Similarly, longer module descriptions have higher chances of being identified as relevant to an SDG simply because they tend to use a wider vocabulary. Figures 1 and 2 (page 9–10 of the report) show the numbers of SDG-related modules by UCL faculty and by SDG.
SDGs-related research activity at UCL
This year, to broaden our search for SDGs-related research, we mapped UCL research activity related to each SDG by combining the publications found in Elsevier’s Scopus database (using keyword searches) and in Clarivate’s Web of Science database (as categorised by their InCites tool); last year we only used Scopus. Elsevier also improved the accuracy of their keyword searches this year.
To be included, a paper had to be present in the Scopus or Web of Science databases, with any duplicates removed from the total. We then attributed each paper to UCL faculties by matching to UCL’s internal publications database by DOIs.
A paper was counted once per faculty (even if it had multiple authors within a faculty), but could be counted in more than one faculty if it has co-authors in multiple faculties. It could be counted in more than one SDG if it is given multiple SDG classifications by Scopus and InCites. Figures 3 and 5 (pages 12 and 16 of the report) show the number of SDGs-related publications by UCL faculty and by SDG.
SDGs-related research impact case studies
For the first time, we also used OSDG to classify the impact case studies we submitted to the UK Research Assessment Framework (REF), see Figure 4 (page 15 of the report).
Top 10% most cited and international research collaborations
The lists of publications for each SDG (combined from the Scopus and Web of Science databases) were imported as custom datasets into InCites for citation and collaboration analyses.
The percentage of UCL publications in the top 10% most cited for all research of similar papers was calculated by comparing citations with ‘similar papers’, referring to similar Web of Science subject categories, years, and document types (e.g. articles and reviews).
International research collaborations were measured by the percentage of publications with at least one co-author from a country outside the UK.
Policy citations were sourced from Overton, an index of policy documents, guidelines, think tank publications and working papers, which collects data from more than 1,000 sources worldwide.

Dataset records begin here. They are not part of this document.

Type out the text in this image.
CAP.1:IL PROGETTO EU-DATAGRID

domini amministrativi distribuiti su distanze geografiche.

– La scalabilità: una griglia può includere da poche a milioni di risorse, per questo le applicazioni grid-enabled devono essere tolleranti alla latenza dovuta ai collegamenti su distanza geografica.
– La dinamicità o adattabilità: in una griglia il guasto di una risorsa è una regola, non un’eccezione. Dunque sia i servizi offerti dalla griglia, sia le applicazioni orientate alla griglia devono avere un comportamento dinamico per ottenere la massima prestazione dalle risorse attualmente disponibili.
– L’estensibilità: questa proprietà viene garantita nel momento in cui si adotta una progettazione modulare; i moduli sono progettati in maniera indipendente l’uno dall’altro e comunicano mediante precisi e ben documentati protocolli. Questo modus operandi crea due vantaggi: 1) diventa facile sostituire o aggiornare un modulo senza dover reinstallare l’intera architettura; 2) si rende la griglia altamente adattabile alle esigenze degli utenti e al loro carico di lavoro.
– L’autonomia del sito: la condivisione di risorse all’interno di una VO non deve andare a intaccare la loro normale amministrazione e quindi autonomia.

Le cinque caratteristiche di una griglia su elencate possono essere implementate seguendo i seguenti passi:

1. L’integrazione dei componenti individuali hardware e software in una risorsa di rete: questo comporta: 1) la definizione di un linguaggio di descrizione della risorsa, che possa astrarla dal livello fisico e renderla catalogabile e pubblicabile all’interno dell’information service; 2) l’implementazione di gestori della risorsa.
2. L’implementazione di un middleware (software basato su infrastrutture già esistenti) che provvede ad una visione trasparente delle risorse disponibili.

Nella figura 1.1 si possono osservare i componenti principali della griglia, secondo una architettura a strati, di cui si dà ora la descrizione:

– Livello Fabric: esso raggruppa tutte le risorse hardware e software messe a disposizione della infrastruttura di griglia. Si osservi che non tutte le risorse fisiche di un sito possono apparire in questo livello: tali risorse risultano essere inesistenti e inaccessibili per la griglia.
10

Student extra-curricular activity addressing the SDGs
For the first time, we mapped how many of our students were engaged in activity outside of their course which was contributing to the SDGs. We surveyed student societies asking them to state which of the SDGs their activity was supporting. For those societies that didn’t respond, the UCL SDGs Initiative made that judgement on their behalf, based on information provided by the societies.
The Students’ Union UCL Volunteering Service did the same for the student-led volunteering projects. We used the number of students who were members of those societies and projects that were judged to be supporting an SDG as an indicator of the extent of student involvement in each Goal.
The figures rely on the subjective judgement of staff and students at UCL. The numbers also reflect particular a moment in the year, while membership numbers fluctuate during the academic year, and students may be members of more than one society or project. Figures 6 and 7 (pages 18–20 of the report) shows the numbers of students involved in addressing the SDGs through their student societies and volunteering projects.
External partnerships activity addressing the SDGs
For the first time, we also mapped the extent to which two types of external partnerships were supporting the SDGs. With UCL Innovation & Enterprise we measured how many of the student startups supported by the UCL Entrepreneurship Hub were addressing each of the SDGs (see Figure 8, page 29 of the report). Each startup was asked to identify which (if any) of the SDGs they thought they were addressing.
Similarly, working with the UCL Office of the Vice-President (Advancement), we measured solicited philanthropic income received by UCL in support of specific SDGs (see Figure 9, page 30 of the report). OVPA assigned each gift to one ‘lead’ SDG to avoid duplication and double counting.